Convencí a Terese para que se quedase por si necesitábamos algo en la ciudad, una tarea bastante difícil. Le prometí que le llamaríamos en el momento en que supiésemos algo. Aceptó a regañadientes. No hacía falta que estuviésemos todos allí y dispersar nuestros recursos. Win permanecería cerca, sobre todo para proteger a Terese, pero ellos podían intentar investigar otros caminos. La clave era, con toda probabilidad, Salvar a los Ángeles. Si podíamos encontrar sus archivos, nos enteraríamos del nombre completo de Carrie y de la dirección, buscar a sus padres adoptivos, de alquiler o como quiera que se llamen, y ver si de esa manera podíamos encontrarla.
En el camino, Berleand me preguntó:
– ¿Alguna vez se ha casado?
– No. ¿Y usted?
– Cuatro veces. -Sonrió.
– Vaya.
– Todos acabaron en divorcio. No lamento ninguno.
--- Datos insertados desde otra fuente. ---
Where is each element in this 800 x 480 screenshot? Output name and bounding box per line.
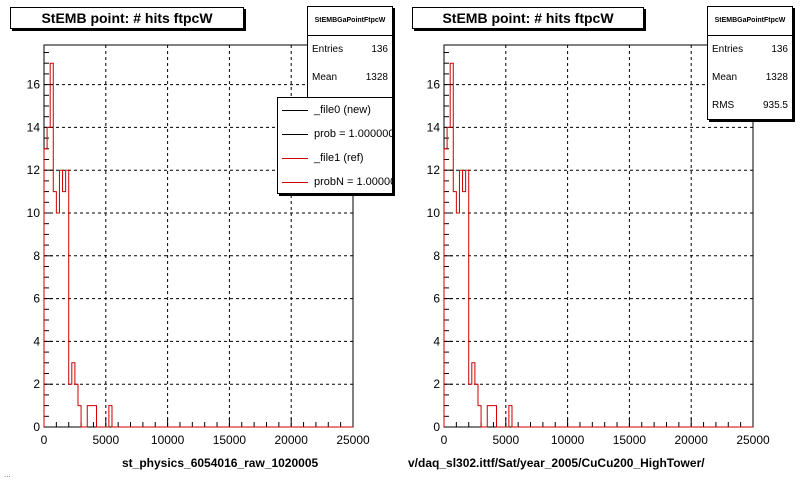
left-x-tick-label: 0 [41, 433, 48, 447]
left-y-tick-label: 2 [33, 377, 40, 391]
left-histogram-title: StEMB point: # hits ftpcW [10, 7, 244, 29]
left-x-tick-label: 20000 [275, 433, 309, 447]
right-x-tick-label: 10000 [551, 433, 585, 447]
right-rms-value: 935.5 [762, 100, 788, 111]
left-x-tick-label: 5000 [92, 433, 119, 447]
left-x-tick-label: 15000 [213, 433, 247, 447]
right-y-tick-label: 16 [427, 78, 441, 92]
right-x-tick-label: 25000 [736, 433, 770, 447]
legend-entry-prob: prob = 1.000000 [278, 122, 392, 146]
right-y-tick-label: 0 [433, 420, 440, 434]
legend-label-file0: _file0 (new) [314, 104, 371, 116]
left-stats-box: StEMBGaPointFtpcW Entries 136 Mean 1328 [307, 6, 393, 98]
left-y-tick-label: 14 [27, 120, 41, 134]
legend-line-file1 [282, 157, 308, 159]
left-x-tick-label: 10000 [151, 433, 185, 447]
left-mean-label: Mean [312, 72, 338, 83]
legend-label-file1: _file1 (ref) [314, 152, 364, 164]
right-stats-box: StEMBGaPointFtpcW Entries 136 Mean 1328 … [707, 6, 793, 120]
left-legend: _file0 (new) prob = 1.000000 _file1 (ref… [277, 97, 393, 194]
right-y-tick-label: 4 [433, 334, 440, 348]
right-entries-value: 136 [771, 44, 788, 55]
right-mean-label: Mean [712, 72, 738, 83]
left-stats-entries-row: Entries 136 [308, 36, 392, 64]
left-stats-name: StEMBGaPointFtpcW [308, 7, 392, 36]
left-file-label: st_physics_6054016_raw_1020005 [122, 456, 319, 470]
right-x-tick-label: 20000 [675, 433, 709, 447]
right-file-label: v/daq_sl302.ittf/Sat/year_2005/CuCu200_H… [408, 456, 705, 470]
right-stats-name: StEMBGaPointFtpcW [708, 7, 792, 36]
right-stats-entries-row: Entries 136 [708, 36, 792, 64]
legend-entry-file1: _file1 (ref) [278, 146, 392, 170]
right-entries-label: Entries [712, 44, 744, 55]
right-y-tick-label: 10 [427, 206, 441, 220]
left-y-tick-label: 0 [33, 420, 40, 434]
left-mean-value: 1328 [365, 72, 388, 83]
left-y-tick-label: 8 [33, 249, 40, 263]
legend-line-prob [282, 133, 308, 135]
right-y-tick-label: 6 [433, 292, 440, 306]
right-mean-value: 1328 [765, 72, 788, 83]
right-title-text: StEMB point: # hits ftpcW [442, 10, 614, 26]
legend-entry-file0: _file0 (new) [278, 98, 392, 122]
left-title-text: StEMB point: # hits ftpcW [41, 10, 213, 26]
left-entries-label: Entries [312, 44, 344, 55]
right-y-tick-label: 14 [427, 120, 441, 134]
left-x-tick-label: 25000 [336, 433, 370, 447]
left-y-tick-label: 6 [33, 292, 40, 306]
left-y-tick-label: 10 [27, 206, 41, 220]
right-stats-mean-row: Mean 1328 [708, 64, 792, 92]
legend-label-probn: probN = 1.000000 [314, 176, 392, 188]
left-y-tick-label: 4 [33, 334, 40, 348]
right-x-tick-label: 0 [441, 433, 448, 447]
left-stats-mean-row: Mean 1328 [308, 64, 392, 92]
right-y-tick-label: 2 [433, 377, 440, 391]
legend-line-probn [282, 181, 308, 183]
right-rms-label: RMS [712, 100, 735, 111]
legend-label-prob: prob = 1.000000 [314, 128, 393, 140]
left-y-tick-label: 16 [27, 78, 41, 92]
right-stats-rms-row: RMS 935.5 [708, 92, 792, 120]
legend-line-file0 [282, 109, 308, 111]
footer-timestamp: ... [4, 470, 11, 479]
left-entries-value: 136 [371, 44, 388, 55]
right-histogram-title: StEMB point: # hits ftpcW [412, 7, 644, 29]
right-hist-series-0 [443, 62, 753, 428]
right-x-tick-label: 5000 [492, 433, 519, 447]
left-y-tick-label: 12 [27, 163, 41, 177]
right-y-tick-label: 8 [433, 249, 440, 263]
right-x-tick-label: 15000 [613, 433, 647, 447]
legend-entry-probn: probN = 1.000000 [278, 170, 392, 193]
left-hist-series-0 [43, 62, 353, 428]
right-y-tick-label: 12 [427, 163, 441, 177]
– ¿Sus ex esposas dirían lo mismo?
– Lo dudo. Pero ahora somos amigos. No soy bueno reteniendo a las mujeres, solo consiguiéndolas.
Sonreí.
– No me imaginaba que usted fuera de esa clase.
– ¿Porque no soy guapo?
Me encogí de hombros.
– La imagen está sobrevalorada -dijo él-. ¿Sabe qué tengo?
– No me lo diga. Un gran sentido del humor, ¿verdad? Según las revistas femeninas, el sentido del humor es la cualidad más importante en un hombre.
– Sí, por supuesto, y el cheque está en el correo -dijo Berleand.
– Así que no es eso.
– Soy un hombre muy divertido, pero no es eso.
– ¿Y entonces qué? -pregunté.
– Se lo dije antes.
– Dígamelo de nuevo.
– El carisma. Tengo un carisma casi sobrenatural.
Sonreí.
– Eso es difícil de rebatir.
Redding era más rural de lo que había esperado, una tranquila y poco pretenciosa ciudad de arquitectura de los puritanos de Nueva Inglaterra, casas suburbanas postmodernas de pésima construcción, tiendas de antigüedades junto a la carretera, granjas viejas. Encima de la puerta verde de la modesta biblioteca una placa anunciaba:
«BIBLIOTECA MARK TWAIN»
Abajo, en letras de imprenta más pequeñas:
«DONACIÓN DE SAMUEL L. CLEMENS»
Me pareció curioso, pero no era el momento de pararse. Nos dirigimos a la mesa de la bibliotecaria.
Dado que Berleand tenía la placa oficial, incluso aunque estuviese muy lejos de su jurisdicción, le dejé llevar la voz cantante.
– Hola -le dijo a la bibliotecaria. Su placa de identificación decía «Paige Wesson». Nos dirigió una mirada de hastío, como si Berleand estuviese devolviendo un libro que se había llevado hacía mucho y le ofreciera una pobre excusa que había escuchado un millón de veces-. Estamos buscando a esta joven desaparecida. ¿La ha visto?
Le mostró la placa en una mano y la foto de la rubia en la otra. La bibliotecaria miró primero la placa.